Joint CDF and PDF of the maximum and minimum of three i.i.d. Unif(0,1) random variables I have a question about the following problem from Introduction to Probability.
Problem

Let $U_1, U_2, U_3$ be i.i.d. $\text{Unif}(0, 1)$, and let $L = \min(U_1, U_2, U_3)$, $M =\max(U_1, U_2, U_3)$. (a) Find the marginal CDF and marginal PDF of $M$, and the joint CDF and joint PDF of $L, M$.
Hint: for the latter, start by considering $P(L<l,M>m)$.

Attempt at a Solution
Following the hint,
$$P(L<l,M>m) = (1-m)(l)(1)$$
because at least one of the random variables must exceed $m$, which occurs with probability $1-m$, at least one must be less than $l$, which occurs with probability $l$, and the remaining random variable can have any value.
$$P(L>l,M>m) = (1-m)(1-l)(1)$$
because at least one of the random variables must exceed $m$ and of the remaining two at least one must exceed $l$.
Similarly, $$P(L>l,M<m) = (m-l)^3$$ since all the random variables must be between $l$ and $m$.
If these approaches are analogous, why is the expression for $P(L>l,M<m)$ correct but those for $P(L<l,M>m)$ and $P(L>l,M>m)$ incorrect?
I also tried other unsuccessful approaches, for example,
$$P(L>l,M>m) = (1-m)(1-l^2)(1)$$
because at least one of the random variables must exceed $m$ and of the remaining two at least one must exceed $l$ and
$$P(\text{ both of the remaining two RVs }<l) = l^2. $$
so
$$P(\text{ at least one of the remaining two RVs }>l) =1-l^2. $$
 A: NB: assuming that $0<\ell<m<1$.

Following the hint, $$P(L<l,M>m) = (1-m)(l)(1)$$
because at least one of the random variables must exceed m, which occurs with probability 1-m, at least one must be less than l, which occurs with probability l, and the remaining random variable can have any value.

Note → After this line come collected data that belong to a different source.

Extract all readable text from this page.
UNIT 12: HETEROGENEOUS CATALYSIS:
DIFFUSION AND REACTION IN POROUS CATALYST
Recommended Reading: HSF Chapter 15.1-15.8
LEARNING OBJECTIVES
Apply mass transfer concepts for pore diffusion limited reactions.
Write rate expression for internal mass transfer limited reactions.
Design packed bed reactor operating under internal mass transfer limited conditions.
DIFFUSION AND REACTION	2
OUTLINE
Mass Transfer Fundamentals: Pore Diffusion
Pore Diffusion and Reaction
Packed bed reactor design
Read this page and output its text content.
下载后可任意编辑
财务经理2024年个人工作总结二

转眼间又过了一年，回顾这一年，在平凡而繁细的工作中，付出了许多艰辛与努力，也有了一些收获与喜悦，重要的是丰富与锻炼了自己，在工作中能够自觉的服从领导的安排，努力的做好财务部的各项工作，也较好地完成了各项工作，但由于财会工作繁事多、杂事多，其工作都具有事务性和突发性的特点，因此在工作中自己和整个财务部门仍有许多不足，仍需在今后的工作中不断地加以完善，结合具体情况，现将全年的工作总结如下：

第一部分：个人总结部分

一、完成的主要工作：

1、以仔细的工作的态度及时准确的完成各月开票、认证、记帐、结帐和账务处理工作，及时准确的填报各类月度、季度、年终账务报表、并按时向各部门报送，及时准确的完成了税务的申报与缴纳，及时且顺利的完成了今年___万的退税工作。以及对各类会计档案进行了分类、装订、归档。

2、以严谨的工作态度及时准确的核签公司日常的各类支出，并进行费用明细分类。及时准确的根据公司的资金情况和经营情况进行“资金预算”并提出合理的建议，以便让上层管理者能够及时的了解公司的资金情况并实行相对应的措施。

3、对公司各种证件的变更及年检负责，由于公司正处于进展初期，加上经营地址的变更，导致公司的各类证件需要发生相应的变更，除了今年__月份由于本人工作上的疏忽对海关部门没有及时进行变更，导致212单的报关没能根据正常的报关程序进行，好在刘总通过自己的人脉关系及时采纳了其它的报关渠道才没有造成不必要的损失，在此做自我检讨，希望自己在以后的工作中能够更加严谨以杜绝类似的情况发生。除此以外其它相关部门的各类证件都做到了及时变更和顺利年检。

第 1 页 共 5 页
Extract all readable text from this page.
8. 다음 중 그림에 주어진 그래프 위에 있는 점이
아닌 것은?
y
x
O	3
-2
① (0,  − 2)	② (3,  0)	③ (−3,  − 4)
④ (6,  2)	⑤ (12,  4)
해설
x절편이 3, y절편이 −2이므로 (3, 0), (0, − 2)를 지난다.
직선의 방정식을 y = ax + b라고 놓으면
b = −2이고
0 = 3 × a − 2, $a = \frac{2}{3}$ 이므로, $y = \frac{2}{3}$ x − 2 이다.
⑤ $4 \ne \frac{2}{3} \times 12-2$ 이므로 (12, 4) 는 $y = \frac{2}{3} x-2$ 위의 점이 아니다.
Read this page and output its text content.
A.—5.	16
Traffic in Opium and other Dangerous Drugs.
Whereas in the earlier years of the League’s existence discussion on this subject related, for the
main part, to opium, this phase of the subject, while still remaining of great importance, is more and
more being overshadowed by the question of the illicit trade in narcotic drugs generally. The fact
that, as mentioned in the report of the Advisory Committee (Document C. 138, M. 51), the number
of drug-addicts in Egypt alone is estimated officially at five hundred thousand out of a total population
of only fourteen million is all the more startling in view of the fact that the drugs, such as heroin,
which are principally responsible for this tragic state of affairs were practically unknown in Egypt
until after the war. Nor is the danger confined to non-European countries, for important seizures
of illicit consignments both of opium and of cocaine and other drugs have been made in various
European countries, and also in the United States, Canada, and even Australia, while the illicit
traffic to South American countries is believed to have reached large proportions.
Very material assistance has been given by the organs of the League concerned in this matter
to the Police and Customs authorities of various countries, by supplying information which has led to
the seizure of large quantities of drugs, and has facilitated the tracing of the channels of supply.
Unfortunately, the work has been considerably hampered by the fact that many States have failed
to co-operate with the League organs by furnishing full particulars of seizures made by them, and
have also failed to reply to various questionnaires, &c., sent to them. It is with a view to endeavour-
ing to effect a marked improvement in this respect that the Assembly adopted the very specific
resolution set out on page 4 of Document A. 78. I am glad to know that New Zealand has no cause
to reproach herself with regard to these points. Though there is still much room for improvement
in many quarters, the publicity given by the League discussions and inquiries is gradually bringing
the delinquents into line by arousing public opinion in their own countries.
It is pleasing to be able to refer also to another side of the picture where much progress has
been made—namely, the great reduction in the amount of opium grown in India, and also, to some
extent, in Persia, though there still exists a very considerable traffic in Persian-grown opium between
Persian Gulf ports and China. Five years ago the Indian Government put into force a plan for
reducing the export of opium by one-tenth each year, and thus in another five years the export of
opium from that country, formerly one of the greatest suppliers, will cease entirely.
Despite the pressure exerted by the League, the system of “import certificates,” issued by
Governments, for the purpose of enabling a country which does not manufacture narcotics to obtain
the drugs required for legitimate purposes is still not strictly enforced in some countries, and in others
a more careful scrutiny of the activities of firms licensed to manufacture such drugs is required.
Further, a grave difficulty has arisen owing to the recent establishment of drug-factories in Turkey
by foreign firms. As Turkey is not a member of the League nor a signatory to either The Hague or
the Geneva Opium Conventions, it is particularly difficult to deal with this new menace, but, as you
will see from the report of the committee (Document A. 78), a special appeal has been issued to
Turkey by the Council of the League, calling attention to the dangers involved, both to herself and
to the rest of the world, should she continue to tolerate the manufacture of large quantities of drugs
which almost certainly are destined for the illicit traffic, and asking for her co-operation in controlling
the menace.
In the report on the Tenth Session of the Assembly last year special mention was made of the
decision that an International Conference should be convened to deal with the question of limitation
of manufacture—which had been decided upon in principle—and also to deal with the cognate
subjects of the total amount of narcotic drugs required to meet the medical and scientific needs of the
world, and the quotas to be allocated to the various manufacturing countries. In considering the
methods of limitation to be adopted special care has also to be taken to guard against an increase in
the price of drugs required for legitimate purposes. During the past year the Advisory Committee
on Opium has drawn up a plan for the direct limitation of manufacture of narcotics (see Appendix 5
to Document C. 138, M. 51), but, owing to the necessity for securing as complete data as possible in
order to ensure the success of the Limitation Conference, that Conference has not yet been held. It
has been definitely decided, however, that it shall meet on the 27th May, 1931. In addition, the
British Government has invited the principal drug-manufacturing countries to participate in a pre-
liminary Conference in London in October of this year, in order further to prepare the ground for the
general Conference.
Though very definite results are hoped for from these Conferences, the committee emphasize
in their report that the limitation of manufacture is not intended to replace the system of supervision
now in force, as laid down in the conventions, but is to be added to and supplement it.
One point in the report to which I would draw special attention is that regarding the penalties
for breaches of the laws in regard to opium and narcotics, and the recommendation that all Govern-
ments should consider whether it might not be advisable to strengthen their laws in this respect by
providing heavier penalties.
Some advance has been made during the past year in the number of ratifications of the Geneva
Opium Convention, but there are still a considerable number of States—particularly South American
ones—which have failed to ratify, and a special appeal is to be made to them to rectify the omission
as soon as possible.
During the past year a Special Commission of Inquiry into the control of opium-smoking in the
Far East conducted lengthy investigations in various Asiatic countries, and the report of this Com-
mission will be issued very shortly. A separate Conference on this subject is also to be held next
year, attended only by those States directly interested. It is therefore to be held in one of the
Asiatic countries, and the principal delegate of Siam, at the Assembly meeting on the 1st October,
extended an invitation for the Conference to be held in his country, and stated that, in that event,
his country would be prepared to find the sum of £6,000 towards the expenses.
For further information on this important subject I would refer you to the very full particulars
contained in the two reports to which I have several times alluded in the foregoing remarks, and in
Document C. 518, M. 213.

You have to count distinct arrangements of the samples.
So among the three samples you need to measure probabilities that:

*

*Two are below $\ell$ and one above $m$,

*One is below $\ell$, one above $m$, and one between those values.

*Two are above $m$ and one is below $\ell$.

$\begin{align}{\mathsf P(L<\ell, M>m)}&={\tbinom 32 \ell^2(1-m)+3! \ell(m-\ell)(1-m)+\tbinom 32 \ell(1-m)^2}\\[1ex]&=3\,\ell\,(1-m)\,(\ell+2(m-\ell)+(1-m))\\[1ex]&=3\,\ell\,(1-m)\,(1+m-\ell)\end{align}$

For the joint pdf, I would suggest adjusting your argument to say "$\{L=\ell,M=m\}$ is any outcome where: the samples are arranged ($3!$ ways) with the least at $\ell$, the greatest at $m$, and the middle anywhere between those two.".
$$\begin{align}f_{\small L,M}(\ell,m)&= 3! f(\ell)\,(F(m)-F(\ell))\,f(m)\\[1ex]&=6 (m-\ell) \end{align}$$

So by integration we also get...
$$\begin{align}\mathsf P(L<\ell,M>m)&=\int_0^\ell\int_m^1 6\,(y-x)\,\mathrm d y\,\mathrm d x\\[1ex]&= \int_0^\ell 3\,(1^2-m^2)-6\,x\,(1-m)\,\mathrm d x\\&=3\,\ell\,(1-m^2)-3\,\ell^2\,(1-m)\\&=3\,\ell\,(1-m)\,(1+m-\ell) \end{align}$$
A: (a) General formula for max/min of n i.i.d random variables:
$F_{min(X_{1}, \dots, X_{n})}(x) = 1 - (1 - F_{X_{i}}(x))^n$
$F_{max(X_{1}, \dots, X_{n})}(x) = F_{X_{i}}(x)^n$
$p_{min(X_{1}, \dots, X_{n})}(x) = F_{min(X_{1}, \dots, X_{n})}(x)^{\prime} = n(1 - F_{X_{i}}(x))^{n-1} \cdot p_{X_{i}}(x)$
$p_{max(X_{1}, \dots, X_{n})}(x) = F_{max(X_{1}, \dots, X_{n})}(x)^{\prime} = nF_{X_{i}}(x)^{n-1} \cdot p_{X_{i}}(x)$